Norwood, nome in codice Hola, era il più longevo agente britannico del Kgb, che per quattro decenni passò all'intelligence sovietica informazioni classificate sulla ricerca scientifica nucleare dal suo ufficio di Londra del British Non Ferrous Metals Research Association in Euston.
Fra i documenti riemersi dall'archivio Mitrokhin, c'è anche una mappa di Roma e della sua periferia, in cui sono segnati quelli che appaiono come tre depositi di armi attorno alla capitale. Sono identificati coi nomi in codice di KolloFosso e Bor. Secondo Andrew, questi e altri nascondigli vennero creati nel corso della Guerra Fredda nell'ambito di un'operazione su vasta scala che copriva la maggior parte dei Paesi della Nato. «Dopo tutto questo tempo è probabile che le armi non siano più utilizzabili», ha aggiunto lo storico.
L'archivista scomparso nel 2004 nei suoi appunti parla anche di un deposito di armi a Berna in Svizzera, localizzato in campagna, vicino a una cappella. Un'altra nota spiega come disinnescare le trappole esplosive collegate alle casse di armi. Dai faldoni emergono anche particolari ironici sulle spie al servizio di Mosca, come il fatto che fossero perennemente ubriache e questo ne limitava molto la capacità operativa.
«I file Mitrokhin variano nel tempo dal periodo immediatamente successivo alla Rivoluzione bolscevica del 1917 alla vigilia dell'era Gorbaciov», ha spiegato ancora Andrew. «Inizialmente trascriveva le sue note giornaliere su piccoli pezzi di carta nascosti nelle sue scarpe. Dopo pochi mesi, ha cominciato a portarli fuori nelle tasche della giacca e ogni fine settimana li seppelliva nella dacia di famiglia nelle campagne vicino Mosca».
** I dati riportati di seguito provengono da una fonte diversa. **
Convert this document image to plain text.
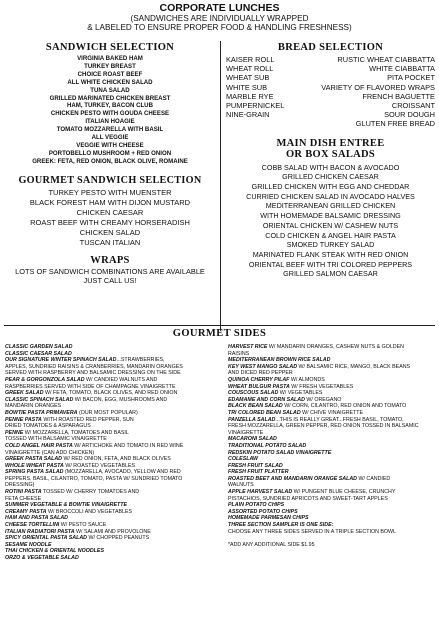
CORPORATE LUNCHES
(SANDWICHES ARE INDIVIDUALLY WRAPPED
& LABELED TO ENSURE PROPER FOOD & HANDLING FRESHNESS)
SANDWICH SELECTION
VIRGINIA BAKED HAM
TURKEY BREAST
CHOICE ROAST BEEF
ALL WHITE CHICKEN SALAD
TUNA SALAD
GRILLED MARINATED CHICKEN BREAST
HAM, TURKEY, BACON CLUB
CHICKEN PESTO WITH GOUDA CHEESE
ITALIAN HOAGIE
TOMATO MOZZARELLA WITH BASIL
ALL VEGGIE
VEGGIE WITH CHEESE
PORTOBELLO MUSHROOM + RED ONION
GREEK: FETA, RED ONION, BLACK OLIVE, ROMAINE
GOURMET SANDWICH SELECTION
TURKEY PESTO WITH MUENSTER
BLACK FOREST HAM WITH DIJON MUSTARD
CHICKEN CAESAR
ROAST BEEF WITH CREAMY HORSERADISH
CHICKEN SALAD
TUSCAN ITALIAN
WRAPS
LOTS OF SANDWICH COMBINATIONS ARE AVAILABLE
JUST CALL US!
BREAD SELECTION
KAISER ROLL	RUSTIC WHEAT CIABBATTA
WHEAT ROLL	WHITE CIABBATTA
WHEAT SUB	PITA POCKET
WHITE SUB	VARIETY OF FLAVORED WRAPS
MARBLE RYE	FRENCH BAGUETTE
PUMPERNICKEL	CROISSANT
NINE-GRAIN	SOUR DOUGH
GLUTEN FREE BREAD
MAIN DISH ENTREE
OR BOX SALADS
COBB SALAD WITH BACON & AVOCADO
GRILLED CHICKEN CAESAR
GRILLED CHICKEN WITH EGG AND CHEDDAR
CURRIED CHICKEN SALAD IN AVOCADO HALVES
MEDITERRANEAN GRILLED CHICKEN
WITH HOMEMADE BALSAMIC DRESSING
ORIENTAL CHICKEN W/ CASHEW NUTS
COLD CHICKEN & ANGEL HAIR PASTA
SMOKED TURKEY SALAD
MARINATED FLANK STEAK WITH RED ONION
ORIENTAL BEEF WITH TRI COLORED PEPPERS
GRILLED SALMON CAESAR
GOURMET SIDES
CLASSIC GARDEN SALAD
CLASSIC CAESAR SALAD
OUR SIGNATURE WINTER SPINACH SALAD...STRAWBERRIES,
APPLES, SUNDRIED RAISINS & CRANBERRIES, MANDARIN ORANGES
SERVED WITH RASPBERRY AND BALSAMIC DRESSING ON THE SIDE
PEAR & GORGONZOLA SALAD W/ CANDIED WALNUTS AND
RASPBERRIES SERVED WITH SIDE OF CHAMPAGNE VINAIGRETTE
GREEK SALAD W/ FETA, TOMATO, BLACK OLIVES, AND RED ONION
CLASSIC SPINACH SALAD W/ BACON, EGG, MUSHROOMS AND
MANDARIN ORANGES
BOWTIE PASTA PRIMAVERA (OUR MOST POPULAR)
PENNE PASTA WITH ROASTED RED PEPPER, SUN
DRIED TOMATOES & ASPARAGUS
PENNE W/ MOZZARELLA, TOMATOES AND BASIL
TOSSED WITH BALSAMIC VINAIGRETTE
COLD ANGEL HAIR PASTA W/ ARTICHOKE AND TOMATO IN RED WINE
VINAIGRETTE (CAN ADD CHICKEN)
GREEK PASTA SALAD W/ RED ONION, FETA, AND BLACK OLIVES
WHOLE WHEAT PASTA W/ ROASTED VEGETABLES
SPRING PASTA SALAD (MOZZARELLA, AVOCADO, YELLOW AND RED
PEPPERS, BASIL, CILANTRO, TOMATO, PASTA W/ SUNDRIED TOMATO
DRESSING)
ROTINI PASTA TOSSED W/ CHERRY TOMATOES AND
FETA CHEESE
SUMMER VEGETABLE & BOWTIE VINAIGRETTE
CREAMY PASTA W/ BROCCOLI AND VEGETABLES
HAM AND PASTA SALAD
CHEESE TORTELLINI W/ PESTO SAUCE
ITALIAN RADIATORI PASTA W/ SALAMI AND PROVOLONE
SPICY ORIENTAL PASTA SALAD W/ CHOPPED PEANUTS
SESAME NOODLE
THAI CHICKEN & ORIENTAL NOODLES
ORZO & VEGETABLE SALAD
HARVEST RICE W/ MANDARIN ORANGES, CASHEW NUTS & GOLDEN
RAISINS
MEDITERRANEAN BROWN RICE SALAD
KEY WEST MANGO SALAD W/ BALSAMIC RICE, MANGO, BLACK BEANS
AND DICED RED PEPPER
QUINOA CHERRY PILAF W/ ALMONDS
WHEAT BULGUR PASTA W/ FRESH VEGETABLES
COUSCOUS SALAD W/ VEGETABLES
EDAMAME AND CORN SALAD W/ OREGANO
BLACK BEAN SALAD W/ CORN, CILANTRO, RED ONION AND TOMATO
TRI COLORED BEAN SALAD W/ CHIVE VINAIGRETTE
PANZELLA SALAD...THIS IS REALLY GREAT...FRESH BASIL, TOMATO,
FRESH MOZZARELLA, GREEN PEPPER, RED ONION TOSSED IN BALSAMIC
VINAIGRETTE
MACARONI SALAD
TRADITIONAL POTATO SALAD
REDSKIN POTATO SALAD VINAIGRETTE
COLESLAW
FRESH FRUIT SALAD
FRESH FRUIT PLATTER
ROASTED BEET AND MANDARIN ORANGE SALAD W/ CANDIED
WALNUTS
APPLE HARVEST SALAD W/ PUNGENT BLUE CHEESE, CRUNCHY
PISTACHIOS, SUNDRIED APRICOTS AND SWEET-TART APPLES
PLAIN POTATO CHIPS
ASSORTED POTATO CHIPS
HOMEMADE PARMESAN CHIPS
THREE SECTION SAMPLER IS ONE SIDE:
CHOOSE ANY THREE SIDES SERVED IN A TRIPLE SECTION BOWL
*ADD ANY ADDITIONAL SIDE $1.95
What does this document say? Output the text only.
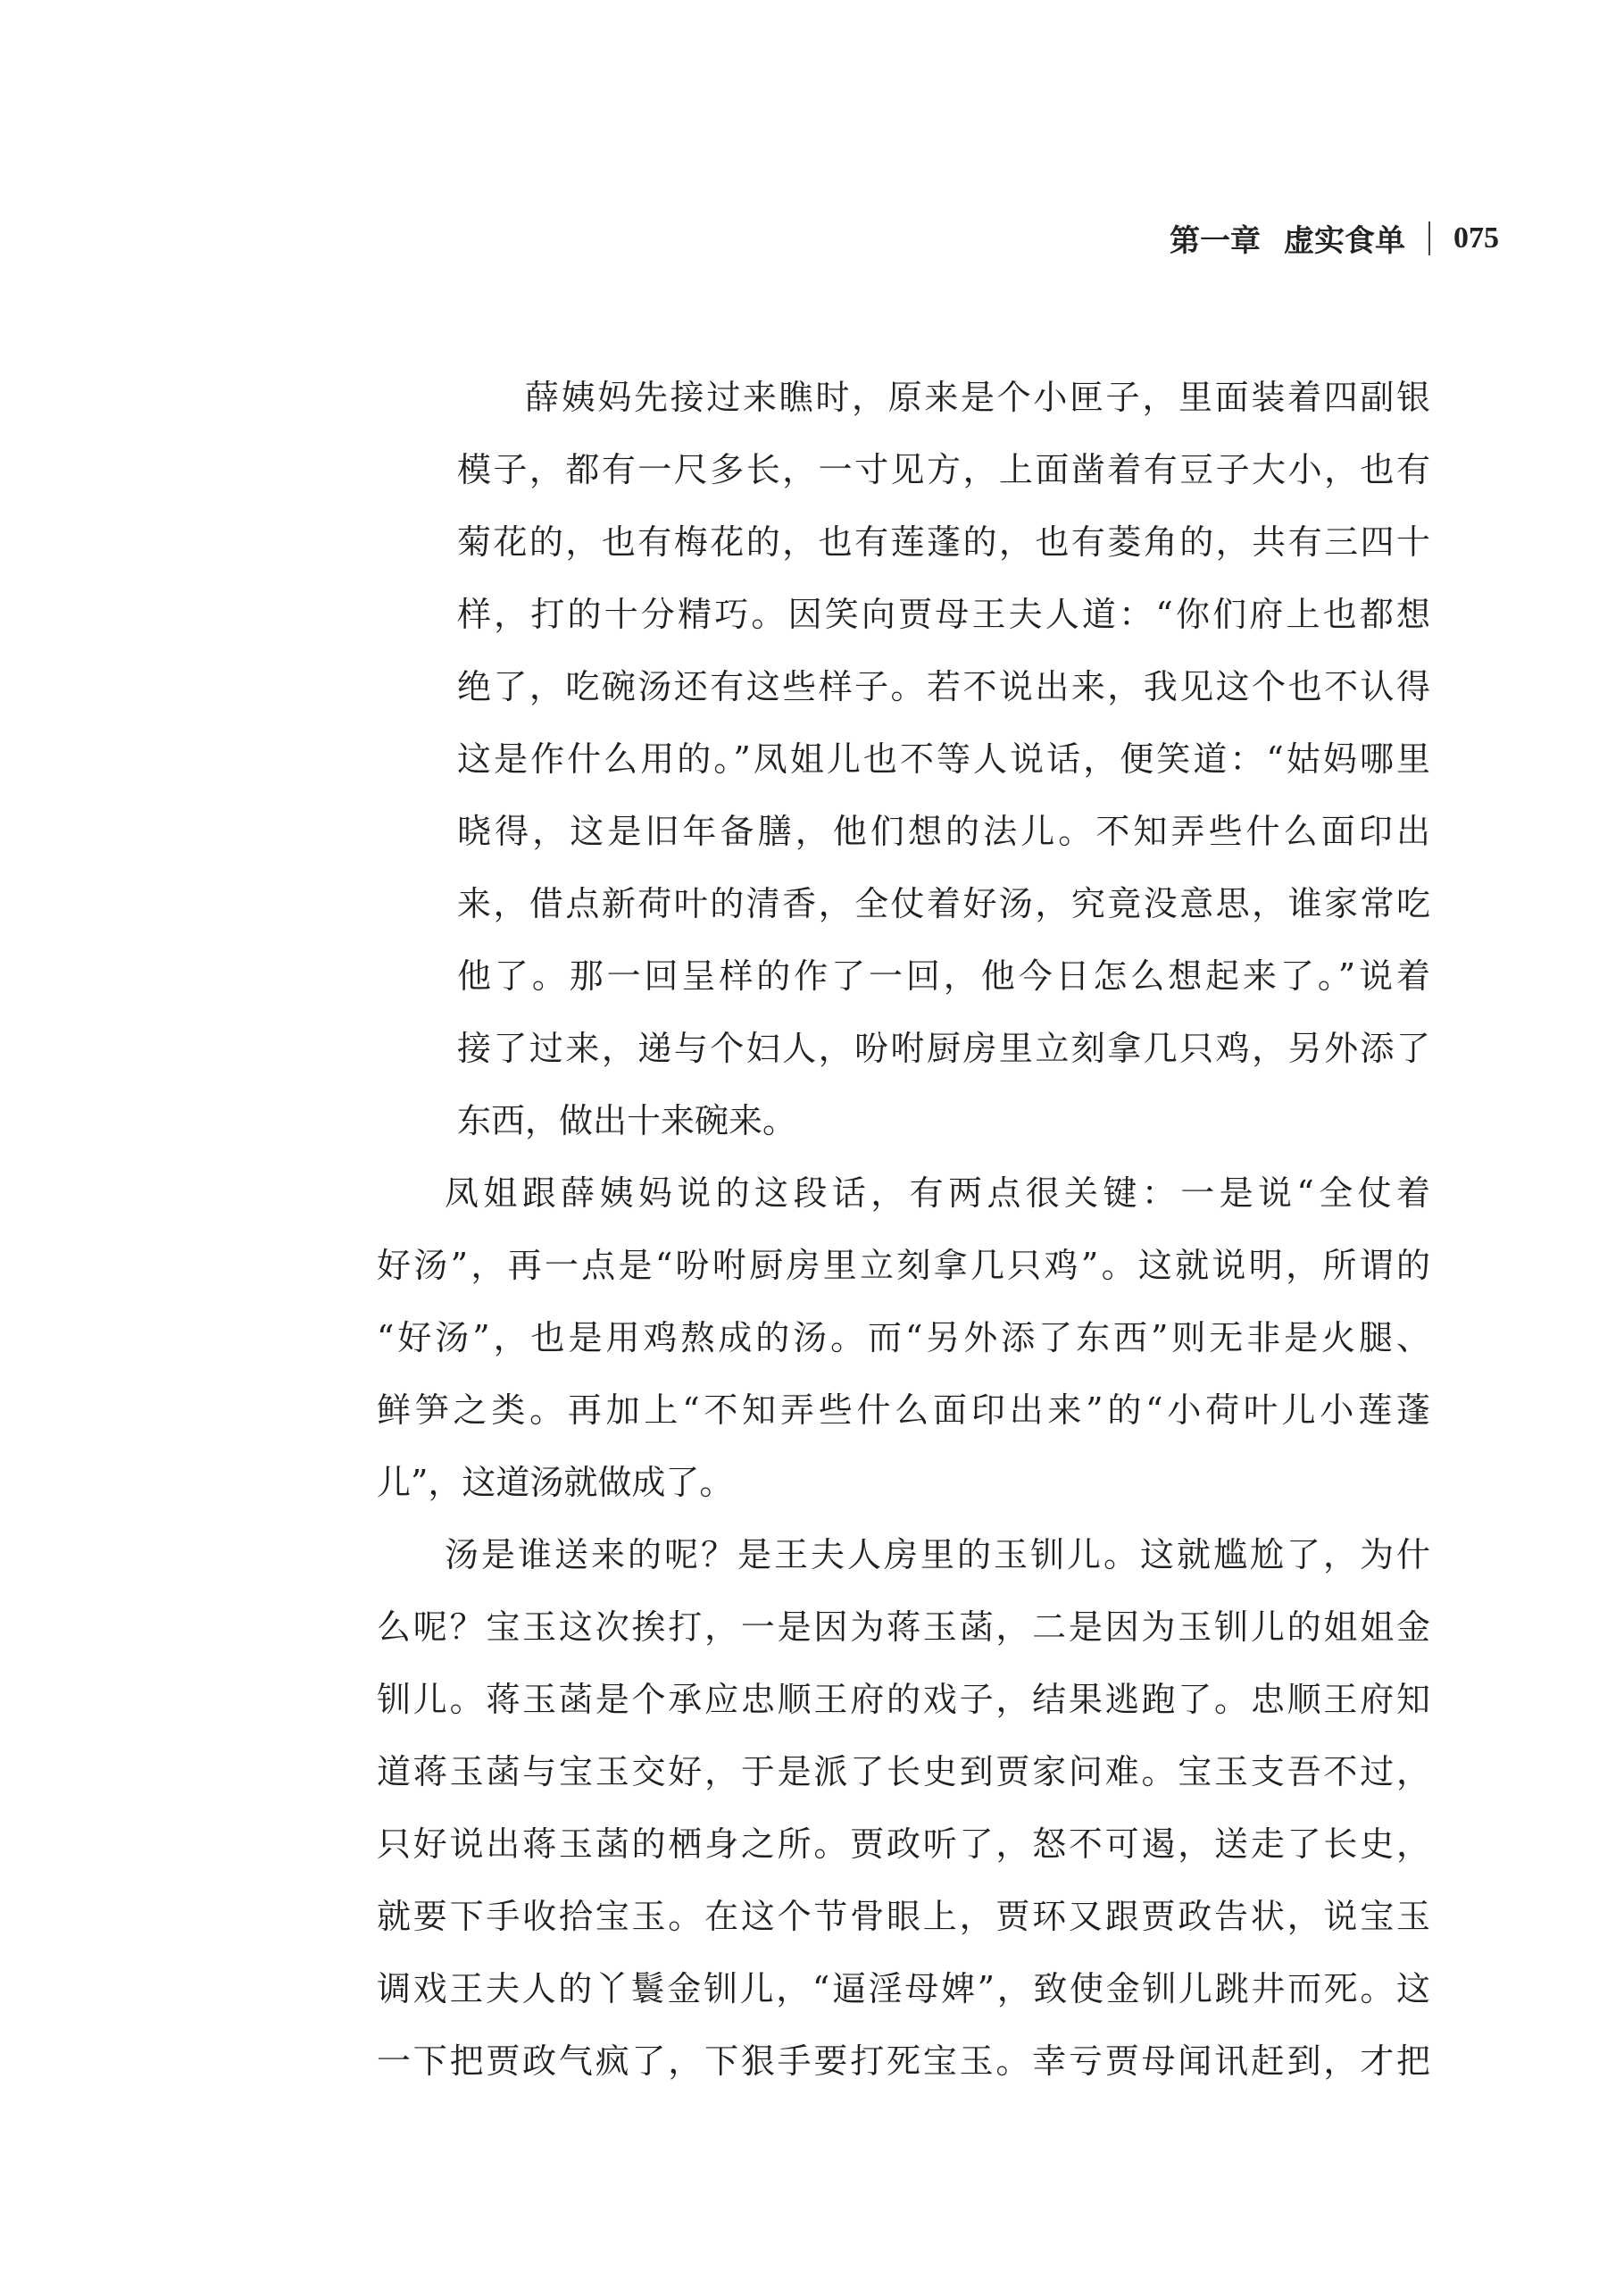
第一章 虚实食单 075
薛姨妈先接过来瞧时，原来是个小匣子，里面装着四副银
模子，都有一尺多长，一寸见方，上面凿着有豆子大小，也有
菊花的，也有梅花的，也有莲蓬的，也有菱角的，共有三四十
样，打的十分精巧。因笑向贾母王夫人道：“你们府上也都想
绝了，吃碗汤还有这些样子。若不说出来，我见这个也不认得
这是作什么用的。”凤姐儿也不等人说话，便笑道：“姑妈哪里
晓得，这是旧年备膳，他们想的法儿。不知弄些什么面印出
来，借点新荷叶的清香，全仗着好汤，究竟没意思，谁家常吃
他了。那一回呈样的作了一回，他今日怎么想起来了。”说着
接了过来，递与个妇人，吩咐厨房里立刻拿几只鸡，另外添了
东西，做出十来碗来。
凤姐跟薛姨妈说的这段话，有两点很关键：一是说“全仗着
好汤”，再一点是“吩咐厨房里立刻拿几只鸡”。这就说明，所谓的
“好汤”，也是用鸡熬成的汤。而“另外添了东西”则无非是火腿、
鲜笋之类。再加上“不知弄些什么面印出来”的“小荷叶儿小莲蓬
儿”，这道汤就做成了。
汤是谁送来的呢？是王夫人房里的玉钏儿。这就尴尬了，为什
么呢？宝玉这次挨打，一是因为蒋玉菡，二是因为玉钏儿的姐姐金
钏儿。蒋玉菡是个承应忠顺王府的戏子，结果逃跑了。忠顺王府知
道蒋玉菡与宝玉交好，于是派了长史到贾家问难。宝玉支吾不过，
只好说出蒋玉菡的栖身之所。贾政听了，怒不可遏，送走了长史，
就要下手收拾宝玉。在这个节骨眼上，贾环又跟贾政告状，说宝玉
调戏王夫人的丫鬟金钏儿，“逼淫母婢”，致使金钏儿跳井而死。这
一下把贾政气疯了，下狠手要打死宝玉。幸亏贾母闻讯赶到，才把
Mitrokhin, nato nel 1922, iniziò a lavorato per l'intelligence russa a partire dal 1948. Dal 1972 al 1982 è stato responsabile del trasferimento degli archivi del Kgb, di cui era capo sezione, dalla Lubjanka, nel centro di Mosca, in un nuovo quartier generale dell'intelligence estera a Yasenevo.
Nel 1984, dopo il suo pensionamento, Mitrokhin ha organizzato in dieci volumi i documenti che aveva trafugato e dopo la sua esfiltrazione a Londra ha continuato a lavorare al suo archivio producendo note, analisi e ulteriore 26 volumi tipizzati.
Allen Packwood, direttore del Churchill Archives Centre, parlando del fondo Mitrokhin, ha dichiarato: «Questa collezione è un meraviglioso esempio del valore degli archivi e della potenza degli archivisti. La posizione di archivista ha permesso a Mitrokhin di avere un accesso senza precedenti ad una vasta panoramica di file del Kgb. E' stato il suo impegno per la conservazione e l'accesso alla verità che lo ha portato a copiare i documenti con enormi rischi. Siamo quindi orgogliosi di ospitare le sue carte e di onorare il suo desiderio di renderle liberamente disponibili per la ricerca».